Nella stessa giornata del 18 maggio la cittadina di Soma è stata isolata e militarizzata. La polizia e la gendarmeria hanno stabilito posti di blocco su tutte le strade che portano a Soma, lungo un raggio di 30 km dal luogo del disastro. Solo funzionari, personale dei soccorsi, familiari dei minatori e pochi giornalisti possono passare i checkpoints. Da Istanbul, Ankara, Izmir e Denizli sono state inviate di rinforzo truppe delle forze speciali. Nel centro minerario è stata vietata ogni forma di protesta e manifestazione, mentre l’ufficio del governatore del distretto di Manisa, dove si trova Soma, ha affermato che le proteste nella cittadina sono state in gran parte inscenate da provocatori venuti da fuori per alimentare la tensione. Sabato 17 a Soma erano cresciute le proteste, la polizia aveva risposto brutalmente e il tentativo di arresto di un bambino di 10 anni avrebbe scatenato una decisa reazione della piazza. Molte le persone fermate dalla polizia, tra cui anche otto legali dell’Associazione degli Avvocati Progressisti, ÇHD, giunti a Soma per assistere i familiari delle vittime ed i superstiti. Alla fine della giornata 20 persone sono rimaste in stato d’arresto. Dopo aver dichiarato concluse le operazioni di soccorso, il governo ha quindi deciso di non tollerare più alcuna contestazione, mettendo di fatto la zona sotto controllo militare.
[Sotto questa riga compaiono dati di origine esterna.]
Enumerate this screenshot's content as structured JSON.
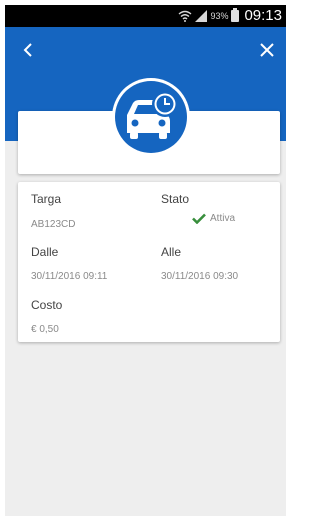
{
  "status_bar": {
    "battery_percent": "93%",
    "time": "09:13"
  },
  "header": {
    "icons": {
      "back": "chevron-left-icon",
      "close": "close-icon",
      "badge": "car-clock-icon"
    },
    "accent_color": "#1565c0"
  },
  "details": {
    "plate_label": "Targa",
    "plate_value": "AB123CD",
    "state_label": "Stato",
    "state_value": "Attiva",
    "state_color": "#388e3c",
    "from_label": "Dalle",
    "from_value": "30/11/2016 09:11",
    "to_label": "Alle",
    "to_value": "30/11/2016 09:30",
    "cost_label": "Costo",
    "cost_value": "€ 0,50"
  }
}
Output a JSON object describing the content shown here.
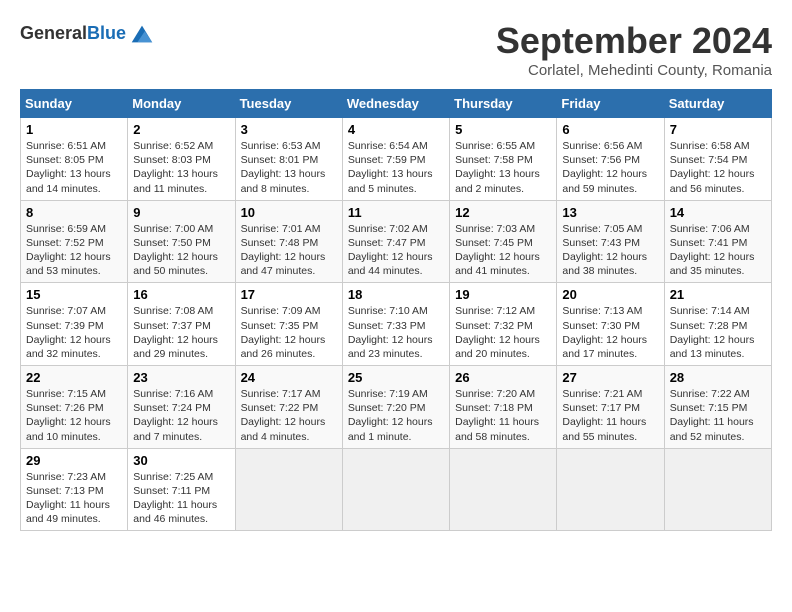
{
  "header": {
    "logo_line1": "General",
    "logo_line2": "Blue",
    "month_title": "September 2024",
    "location": "Corlatel, Mehedinti County, Romania"
  },
  "columns": [
    "Sunday",
    "Monday",
    "Tuesday",
    "Wednesday",
    "Thursday",
    "Friday",
    "Saturday"
  ],
  "weeks": [
    [
      {
        "day": "1",
        "sunrise": "Sunrise: 6:51 AM",
        "sunset": "Sunset: 8:05 PM",
        "daylight": "Daylight: 13 hours and 14 minutes."
      },
      {
        "day": "2",
        "sunrise": "Sunrise: 6:52 AM",
        "sunset": "Sunset: 8:03 PM",
        "daylight": "Daylight: 13 hours and 11 minutes."
      },
      {
        "day": "3",
        "sunrise": "Sunrise: 6:53 AM",
        "sunset": "Sunset: 8:01 PM",
        "daylight": "Daylight: 13 hours and 8 minutes."
      },
      {
        "day": "4",
        "sunrise": "Sunrise: 6:54 AM",
        "sunset": "Sunset: 7:59 PM",
        "daylight": "Daylight: 13 hours and 5 minutes."
      },
      {
        "day": "5",
        "sunrise": "Sunrise: 6:55 AM",
        "sunset": "Sunset: 7:58 PM",
        "daylight": "Daylight: 13 hours and 2 minutes."
      },
      {
        "day": "6",
        "sunrise": "Sunrise: 6:56 AM",
        "sunset": "Sunset: 7:56 PM",
        "daylight": "Daylight: 12 hours and 59 minutes."
      },
      {
        "day": "7",
        "sunrise": "Sunrise: 6:58 AM",
        "sunset": "Sunset: 7:54 PM",
        "daylight": "Daylight: 12 hours and 56 minutes."
      }
    ],
    [
      {
        "day": "8",
        "sunrise": "Sunrise: 6:59 AM",
        "sunset": "Sunset: 7:52 PM",
        "daylight": "Daylight: 12 hours and 53 minutes."
      },
      {
        "day": "9",
        "sunrise": "Sunrise: 7:00 AM",
        "sunset": "Sunset: 7:50 PM",
        "daylight": "Daylight: 12 hours and 50 minutes."
      },
      {
        "day": "10",
        "sunrise": "Sunrise: 7:01 AM",
        "sunset": "Sunset: 7:48 PM",
        "daylight": "Daylight: 12 hours and 47 minutes."
      },
      {
        "day": "11",
        "sunrise": "Sunrise: 7:02 AM",
        "sunset": "Sunset: 7:47 PM",
        "daylight": "Daylight: 12 hours and 44 minutes."
      },
      {
        "day": "12",
        "sunrise": "Sunrise: 7:03 AM",
        "sunset": "Sunset: 7:45 PM",
        "daylight": "Daylight: 12 hours and 41 minutes."
      },
      {
        "day": "13",
        "sunrise": "Sunrise: 7:05 AM",
        "sunset": "Sunset: 7:43 PM",
        "daylight": "Daylight: 12 hours and 38 minutes."
      },
      {
        "day": "14",
        "sunrise": "Sunrise: 7:06 AM",
        "sunset": "Sunset: 7:41 PM",
        "daylight": "Daylight: 12 hours and 35 minutes."
      }
    ],
    [
      {
        "day": "15",
        "sunrise": "Sunrise: 7:07 AM",
        "sunset": "Sunset: 7:39 PM",
        "daylight": "Daylight: 12 hours and 32 minutes."
      },
      {
        "day": "16",
        "sunrise": "Sunrise: 7:08 AM",
        "sunset": "Sunset: 7:37 PM",
        "daylight": "Daylight: 12 hours and 29 minutes."
      },
      {
        "day": "17",
        "sunrise": "Sunrise: 7:09 AM",
        "sunset": "Sunset: 7:35 PM",
        "daylight": "Daylight: 12 hours and 26 minutes."
      },
      {
        "day": "18",
        "sunrise": "Sunrise: 7:10 AM",
        "sunset": "Sunset: 7:33 PM",
        "daylight": "Daylight: 12 hours and 23 minutes."
      },
      {
        "day": "19",
        "sunrise": "Sunrise: 7:12 AM",
        "sunset": "Sunset: 7:32 PM",
        "daylight": "Daylight: 12 hours and 20 minutes."
      },
      {
        "day": "20",
        "sunrise": "Sunrise: 7:13 AM",
        "sunset": "Sunset: 7:30 PM",
        "daylight": "Daylight: 12 hours and 17 minutes."
      },
      {
        "day": "21",
        "sunrise": "Sunrise: 7:14 AM",
        "sunset": "Sunset: 7:28 PM",
        "daylight": "Daylight: 12 hours and 13 minutes."
      }
    ],
    [
      {
        "day": "22",
        "sunrise": "Sunrise: 7:15 AM",
        "sunset": "Sunset: 7:26 PM",
        "daylight": "Daylight: 12 hours and 10 minutes."
      },
      {
        "day": "23",
        "sunrise": "Sunrise: 7:16 AM",
        "sunset": "Sunset: 7:24 PM",
        "daylight": "Daylight: 12 hours and 7 minutes."
      },
      {
        "day": "24",
        "sunrise": "Sunrise: 7:17 AM",
        "sunset": "Sunset: 7:22 PM",
        "daylight": "Daylight: 12 hours and 4 minutes."
      },
      {
        "day": "25",
        "sunrise": "Sunrise: 7:19 AM",
        "sunset": "Sunset: 7:20 PM",
        "daylight": "Daylight: 12 hours and 1 minute."
      },
      {
        "day": "26",
        "sunrise": "Sunrise: 7:20 AM",
        "sunset": "Sunset: 7:18 PM",
        "daylight": "Daylight: 11 hours and 58 minutes."
      },
      {
        "day": "27",
        "sunrise": "Sunrise: 7:21 AM",
        "sunset": "Sunset: 7:17 PM",
        "daylight": "Daylight: 11 hours and 55 minutes."
      },
      {
        "day": "28",
        "sunrise": "Sunrise: 7:22 AM",
        "sunset": "Sunset: 7:15 PM",
        "daylight": "Daylight: 11 hours and 52 minutes."
      }
    ],
    [
      {
        "day": "29",
        "sunrise": "Sunrise: 7:23 AM",
        "sunset": "Sunset: 7:13 PM",
        "daylight": "Daylight: 11 hours and 49 minutes."
      },
      {
        "day": "30",
        "sunrise": "Sunrise: 7:25 AM",
        "sunset": "Sunset: 7:11 PM",
        "daylight": "Daylight: 11 hours and 46 minutes."
      },
      {
        "day": "",
        "sunrise": "",
        "sunset": "",
        "daylight": ""
      },
      {
        "day": "",
        "sunrise": "",
        "sunset": "",
        "daylight": ""
      },
      {
        "day": "",
        "sunrise": "",
        "sunset": "",
        "daylight": ""
      },
      {
        "day": "",
        "sunrise": "",
        "sunset": "",
        "daylight": ""
      },
      {
        "day": "",
        "sunrise": "",
        "sunset": "",
        "daylight": ""
      }
    ]
  ]
}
Il governo Erdoğan, messo ancora una volta a dura prova dalle proteste scoppiate in tutto il paese in seguito al disastro, cerca una via d’uscita sicura da questa situazione di crisi, per fermare l’emorragia di consensi nei confronti del governo anche in vista delle elezioni presidenziali di agosto. Per questo da una parte scattano i primi arresti per alcuni quadri della compagnia mineraria, ma allo stesso tempo si impone manu militari la cessazione di ogni protesta, si chiude ogni spazio di espressione del dissenso.
Ma sarà difficile silenziare l’ondata di proteste che si era diffusa in tutto il paese nei giorni scorsi. Già dal giorno in cui si è verificata l’esplosione nella miniera, in molte città si sono tenute manifestazioni spontanee di solidarietà, alle quali hanno partecipato anche gli anarchici. La polizia ha cercato fin da subito di disperdere i dimostranti con idranti, proiettili di gomma e candelotti lacrimogeni, scontrandosi però con la resistenza di chi era sceso in piazza. Il 15 maggio le sigle sindacali DISK e KESK avevano proclamato uno sciopero, ed in quella giornata numerose manifesazioni si sono tenute nelle principali città. In questi giorni anche gli studenti delle università tecniche di Istanbul (İTÜ) e di Ankara (ODTÜ) si sono mobilitati con cortei e iniziative di protesta scontrandosi anch’essi con la repressione della polizia. Inoltre, ad Istanbul, dopo giorni di manifestazioni e scontri con la polizia, la Piattaforma Solidale di Taksim, protagonista del movimento di Gezi Park dello scorso anno, aveva convocato sabato 17 una nuova manifestazione che è stata attaccata con violenza dalla polizia nella centrale Istiklal Caddesi. Vedremo nelle prossime settimane cosa resterà di queste giornate di lotta. Certo questa ennesima strage di lavoratori, accompagnata dalle arroganti dichiarazioni dei potenti, ci mostra l’urgenza della rivoluzione sociale, della liberazione dallo sfruttamento capitalista e dall’oppressione dello Stato. Ci mostra come solo con l’azione diretta, solo con la propria forza i lavoratori possano ottenere dei risultati concreti.
Dario Antonelli
aggiornamento: il 19 maggio nell’ambito dell’inchiesta sul disastro è stato arrestato anche il manager operativo della compagnia mineraria Ramazan Doğru.